"Komm!" Harry streckte seine Hand nach Ana aus und schaute sie ermutigend an.
Genauso wie das erste Mal dass er sie hergebracht hatte, war sie unsicher und glaubte nicht daran, über den Bach gelangen zu können, ohne in ihn hinein zu fallen.
"Warum müssen wir immer hier hin kommen?", fragte Ana mit einem nervösen Lächeln rhetorisch und griff natürlich sofort nach Harrys Hand, um mit dessen Hilfe das letzte Stück zu schaffen.
"Weil dieser Platz perfekt ist", erwiderte Harry und drückte ihr einen liebevollen Kuss auf die Nase. Dass er den heutigen Abend vorbereitet hatte, offenbarte er ihr nicht ganz.
Bevor er morgen Abend die Bombe platzen lassen würde, wollte er ihr heute Abend alles erzählen.
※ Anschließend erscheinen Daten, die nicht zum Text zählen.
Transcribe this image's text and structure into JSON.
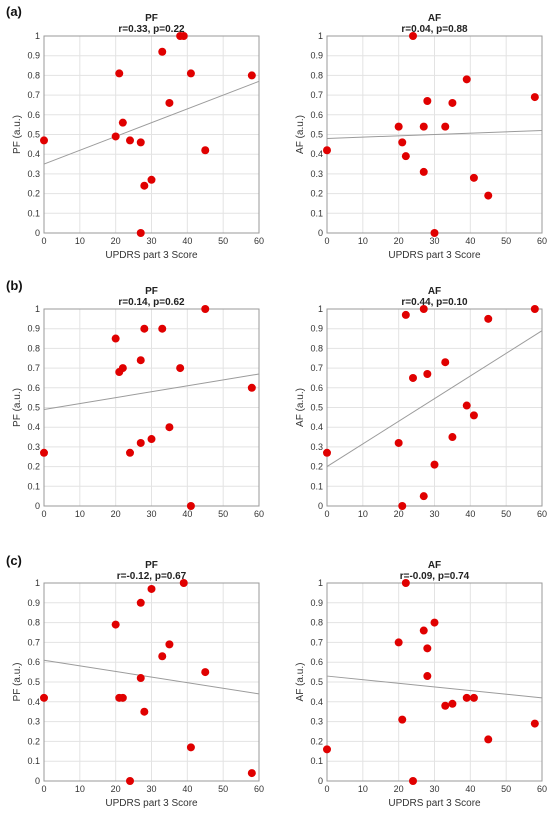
{
  "rows": [
    {
      "label": "(a)"
    },
    {
      "label": "(b)"
    },
    {
      "label": "(c)"
    }
  ],
  "chart_data": [
    {
      "type": "scatter",
      "row": 0,
      "col": 0,
      "title": "PF",
      "stats": "r=0.33, p=0.22",
      "xlabel": "UPDRS part 3 Score",
      "ylabel": "PF (a.u.)",
      "xlim": [
        0,
        60
      ],
      "ylim": [
        0,
        1
      ],
      "xticks": [
        0,
        10,
        20,
        30,
        40,
        50,
        60
      ],
      "yticks": [
        0,
        0.1,
        0.2,
        0.3,
        0.4,
        0.5,
        0.6,
        0.7,
        0.8,
        0.9,
        1
      ],
      "grid": true,
      "fit": [
        0.35,
        0.77
      ],
      "x": [
        0,
        20,
        21,
        22,
        24,
        27,
        28,
        30,
        33,
        35,
        38,
        39,
        41,
        45,
        58,
        27
      ],
      "y": [
        0.47,
        0.49,
        0.81,
        0.56,
        0.47,
        0.46,
        0.24,
        0.27,
        0.92,
        0.66,
        1.0,
        1.0,
        0.81,
        0.42,
        0.8,
        0.0
      ]
    },
    {
      "type": "scatter",
      "row": 0,
      "col": 1,
      "title": "AF",
      "stats": "r=0.04, p=0.88",
      "xlabel": "UPDRS part 3 Score",
      "ylabel": "AF (a.u.)",
      "xlim": [
        0,
        60
      ],
      "ylim": [
        0,
        1
      ],
      "xticks": [
        0,
        10,
        20,
        30,
        40,
        50,
        60
      ],
      "yticks": [
        0,
        0.1,
        0.2,
        0.3,
        0.4,
        0.5,
        0.6,
        0.7,
        0.8,
        0.9,
        1
      ],
      "grid": true,
      "fit": [
        0.48,
        0.52
      ],
      "x": [
        0,
        20,
        21,
        22,
        24,
        27,
        27,
        28,
        30,
        33,
        35,
        39,
        41,
        45,
        58
      ],
      "y": [
        0.42,
        0.54,
        0.46,
        0.39,
        1.0,
        0.54,
        0.31,
        0.67,
        0.0,
        0.54,
        0.66,
        0.78,
        0.28,
        0.19,
        0.69
      ]
    },
    {
      "type": "scatter",
      "row": 1,
      "col": 0,
      "title": "PF",
      "stats": "r=0.14, p=0.62",
      "xlabel": "",
      "ylabel": "PF (a.u.)",
      "xlim": [
        0,
        60
      ],
      "ylim": [
        0,
        1
      ],
      "xticks": [
        0,
        10,
        20,
        30,
        40,
        50,
        60
      ],
      "yticks": [
        0,
        0.1,
        0.2,
        0.3,
        0.4,
        0.5,
        0.6,
        0.7,
        0.8,
        0.9,
        1
      ],
      "grid": true,
      "fit": [
        0.49,
        0.67
      ],
      "x": [
        0,
        20,
        21,
        22,
        24,
        27,
        27,
        28,
        30,
        33,
        35,
        38,
        41,
        45,
        58
      ],
      "y": [
        0.27,
        0.85,
        0.68,
        0.7,
        0.27,
        0.74,
        0.32,
        0.9,
        0.34,
        0.9,
        0.4,
        0.7,
        0.0,
        1.0,
        0.6
      ]
    },
    {
      "type": "scatter",
      "row": 1,
      "col": 1,
      "title": "AF",
      "stats": "r=0.44, p=0.10",
      "xlabel": "",
      "ylabel": "AF (a.u.)",
      "xlim": [
        0,
        60
      ],
      "ylim": [
        0,
        1
      ],
      "xticks": [
        0,
        10,
        20,
        30,
        40,
        50,
        60
      ],
      "yticks": [
        0,
        0.1,
        0.2,
        0.3,
        0.4,
        0.5,
        0.6,
        0.7,
        0.8,
        0.9,
        1
      ],
      "grid": true,
      "fit": [
        0.2,
        0.89
      ],
      "x": [
        0,
        20,
        21,
        22,
        24,
        27,
        27,
        28,
        30,
        33,
        35,
        39,
        41,
        45,
        58
      ],
      "y": [
        0.27,
        0.32,
        0.0,
        0.97,
        0.65,
        1.0,
        0.05,
        0.67,
        0.21,
        0.73,
        0.35,
        0.51,
        0.46,
        0.95,
        1.0
      ]
    },
    {
      "type": "scatter",
      "row": 2,
      "col": 0,
      "title": "PF",
      "stats": "r=-0.12, p=0.67",
      "xlabel": "UPDRS part 3 Score",
      "ylabel": "PF (a.u.)",
      "xlim": [
        0,
        60
      ],
      "ylim": [
        0,
        1
      ],
      "xticks": [
        0,
        10,
        20,
        30,
        40,
        50,
        60
      ],
      "yticks": [
        0,
        0.1,
        0.2,
        0.3,
        0.4,
        0.5,
        0.6,
        0.7,
        0.8,
        0.9,
        1
      ],
      "grid": true,
      "fit": [
        0.61,
        0.44
      ],
      "x": [
        0,
        20,
        21,
        22,
        24,
        27,
        27,
        28,
        30,
        33,
        35,
        39,
        41,
        45,
        58
      ],
      "y": [
        0.42,
        0.79,
        0.42,
        0.42,
        0.0,
        0.9,
        0.52,
        0.35,
        0.97,
        0.63,
        0.69,
        1.0,
        0.17,
        0.55,
        0.04
      ]
    },
    {
      "type": "scatter",
      "row": 2,
      "col": 1,
      "title": "AF",
      "stats": "r=-0.09, p=0.74",
      "xlabel": "UPDRS part 3 Score",
      "ylabel": "AF (a.u.)",
      "xlim": [
        0,
        60
      ],
      "ylim": [
        0,
        1
      ],
      "xticks": [
        0,
        10,
        20,
        30,
        40,
        50,
        60
      ],
      "yticks": [
        0,
        0.1,
        0.2,
        0.3,
        0.4,
        0.5,
        0.6,
        0.7,
        0.8,
        0.9,
        1
      ],
      "grid": true,
      "fit": [
        0.53,
        0.42
      ],
      "x": [
        0,
        20,
        21,
        22,
        24,
        27,
        28,
        28,
        30,
        33,
        35,
        39,
        41,
        45,
        58
      ],
      "y": [
        0.16,
        0.7,
        0.31,
        1.0,
        0.0,
        0.76,
        0.53,
        0.67,
        0.8,
        0.38,
        0.39,
        0.42,
        0.42,
        0.21,
        0.29
      ]
    }
  ],
  "colors": {
    "marker": "#e00000",
    "fit": "#9b9b9b",
    "grid": "#e3e3e3",
    "frame": "#9a9a9a"
  }
}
Vielleicht würde sie ihn ansatzweise verstehen können und dadurch nicht für das größte Monster der Welt halten, wenn sie die ganze Wahrheit erfuhr.
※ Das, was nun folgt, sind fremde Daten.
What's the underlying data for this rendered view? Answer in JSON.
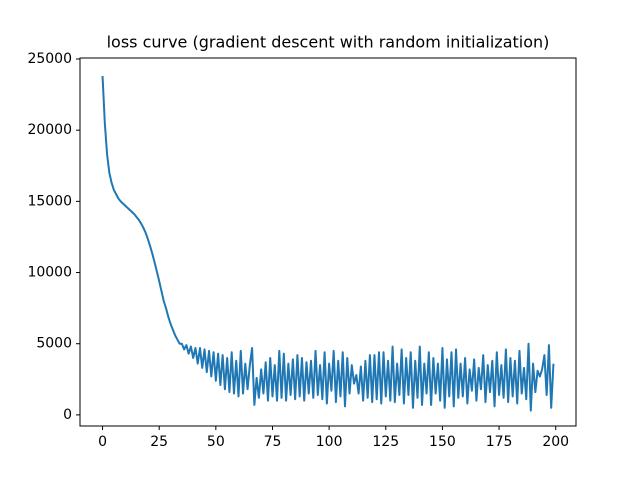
{
  "chart_data": {
    "type": "line",
    "title": "loss curve (gradient descent with random initialization)",
    "x": [
      0,
      1,
      2,
      3,
      4,
      5,
      6,
      7,
      8,
      9,
      10,
      11,
      12,
      13,
      14,
      15,
      16,
      17,
      18,
      19,
      20,
      21,
      22,
      23,
      24,
      25,
      26,
      27,
      28,
      29,
      30,
      31,
      32,
      33,
      34,
      35,
      36,
      37,
      38,
      39,
      40,
      41,
      42,
      43,
      44,
      45,
      46,
      47,
      48,
      49,
      50,
      51,
      52,
      53,
      54,
      55,
      56,
      57,
      58,
      59,
      60,
      61,
      62,
      63,
      64,
      65,
      66,
      67,
      68,
      69,
      70,
      71,
      72,
      73,
      74,
      75,
      76,
      77,
      78,
      79,
      80,
      81,
      82,
      83,
      84,
      85,
      86,
      87,
      88,
      89,
      90,
      91,
      92,
      93,
      94,
      95,
      96,
      97,
      98,
      99,
      100,
      101,
      102,
      103,
      104,
      105,
      106,
      107,
      108,
      109,
      110,
      111,
      112,
      113,
      114,
      115,
      116,
      117,
      118,
      119,
      120,
      121,
      122,
      123,
      124,
      125,
      126,
      127,
      128,
      129,
      130,
      131,
      132,
      133,
      134,
      135,
      136,
      137,
      138,
      139,
      140,
      141,
      142,
      143,
      144,
      145,
      146,
      147,
      148,
      149,
      150,
      151,
      152,
      153,
      154,
      155,
      156,
      157,
      158,
      159,
      160,
      161,
      162,
      163,
      164,
      165,
      166,
      167,
      168,
      169,
      170,
      171,
      172,
      173,
      174,
      175,
      176,
      177,
      178,
      179,
      180,
      181,
      182,
      183,
      184,
      185,
      186,
      187,
      188,
      189,
      190,
      191,
      192,
      193,
      194,
      195,
      196,
      197,
      198,
      199
    ],
    "series": [
      {
        "color": "#1f77b4",
        "values": [
          23800,
          20500,
          18300,
          17000,
          16300,
          15800,
          15500,
          15200,
          15000,
          14850,
          14700,
          14550,
          14400,
          14250,
          14100,
          13900,
          13700,
          13450,
          13150,
          12800,
          12350,
          11850,
          11300,
          10700,
          10050,
          9400,
          8700,
          8000,
          7500,
          6900,
          6400,
          6000,
          5600,
          5300,
          5000,
          5000,
          4600,
          4900,
          4300,
          4800,
          4000,
          4700,
          3600,
          4700,
          3300,
          4600,
          3000,
          4500,
          2700,
          4400,
          2400,
          4300,
          2100,
          4200,
          1800,
          4000,
          1600,
          4400,
          1500,
          3800,
          1300,
          4500,
          1500,
          3600,
          1800,
          3500,
          4700,
          700,
          2600,
          1200,
          3200,
          1500,
          3700,
          1000,
          4000,
          1300,
          3500,
          1000,
          4500,
          1200,
          4300,
          1000,
          3600,
          1400,
          3900,
          1100,
          4200,
          1300,
          4000,
          1000,
          3700,
          1500,
          3800,
          1200,
          4500,
          1400,
          3500,
          1100,
          4400,
          800,
          3600,
          1700,
          4500,
          900,
          3800,
          1300,
          4400,
          600,
          4000,
          1500,
          3500,
          2200,
          2800,
          1500,
          3400,
          1000,
          3800,
          1200,
          4200,
          900,
          4200,
          1100,
          4400,
          800,
          4400,
          1300,
          3800,
          1000,
          4800,
          900,
          3600,
          1400,
          4600,
          800,
          4000,
          1400,
          4400,
          500,
          3800,
          1200,
          4800,
          700,
          3600,
          1500,
          4400,
          700,
          4000,
          1500,
          3600,
          1000,
          4700,
          500,
          3900,
          1300,
          4400,
          600,
          4600,
          1200,
          3600,
          1300,
          4000,
          800,
          3200,
          1700,
          3900,
          1000,
          3300,
          1800,
          4200,
          900,
          3500,
          1600,
          3800,
          600,
          4400,
          1400,
          3500,
          1200,
          4600,
          900,
          4000,
          1300,
          3800,
          800,
          4500,
          1500,
          3300,
          1100,
          5000,
          300,
          3600,
          1600,
          3100,
          2700,
          3200,
          4200,
          1400,
          4900,
          500,
          3600
        ]
      }
    ],
    "xlim": [
      -9.95,
      208.95
    ],
    "ylim": [
      -780,
      25070
    ],
    "xticks": [
      0,
      25,
      50,
      75,
      100,
      125,
      150,
      175,
      200
    ],
    "yticks": [
      0,
      5000,
      10000,
      15000,
      20000,
      25000
    ]
  }
}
Auch wenn er dafür das erste Mal die ganze Wahrheit über sich erzählen musste, wäre es das wert. Ana war ihm alles wert, egal wie sehr er für sie seine Grenzen übertreten musste.
Er verschränkte seine Hand fest mit ihrer und führte sie zielstrebig zu der Uferstelle, an der er sie damals zum ersten Mal geküsst hatte. Heute hatte er eine große Decke auf der Wiese ausgebreitet. Als Ana diese sah, leuchteten ihre Augen glücklich auf und sie küsste Harry ohne etwas zu sagen.
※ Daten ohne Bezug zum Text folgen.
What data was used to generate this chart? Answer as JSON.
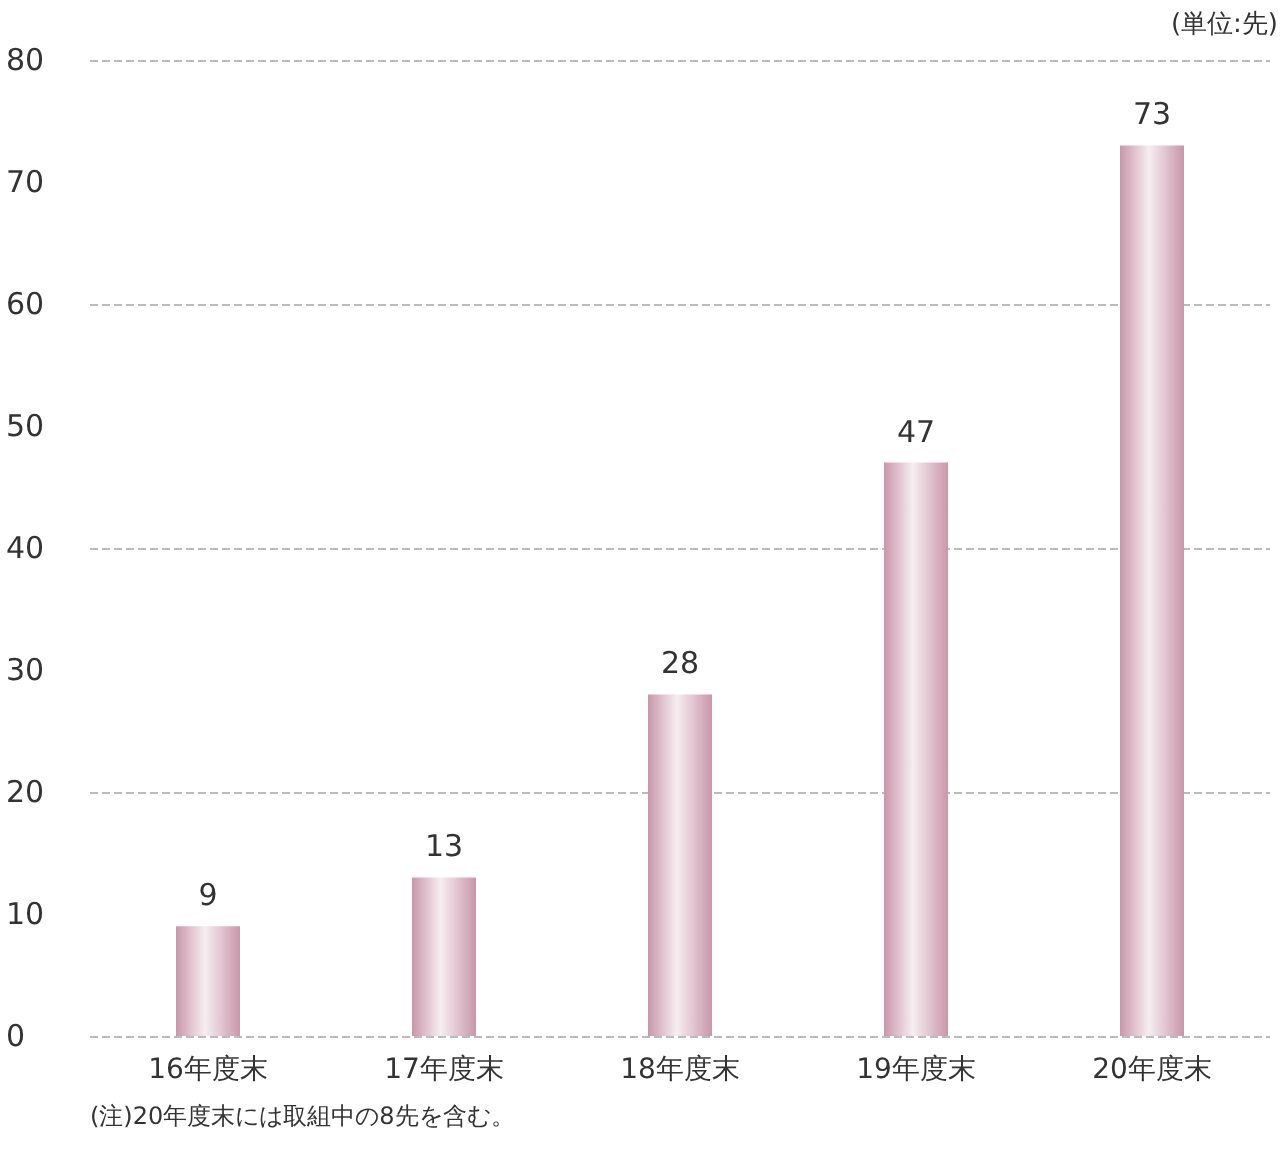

"Das sieht wunderschön aus", gestand sie ihm ein und fing an unkontrolliert zu kichern als Harry ihre Abgelenktheit ausnutzte, um sich herunterzubeugen und sie mit seiner Nase am Hals zu kitzeln. Dabei ließ er sie sein Grinsen an ihrer Haut spüren. "Ruinier es nicht", lachte sie und entfernte ihn vorsichtig von ihrem Hals, um ihm so ernst wie möglich in die Augen zu sehen.
"Ich gebe mein Bestes." Harry schien heute besonders gelaunt zu sein, immerhin küsste er sie schon wieder auf den Wangenknochen und half ihr dabei, sich hinzusetzen.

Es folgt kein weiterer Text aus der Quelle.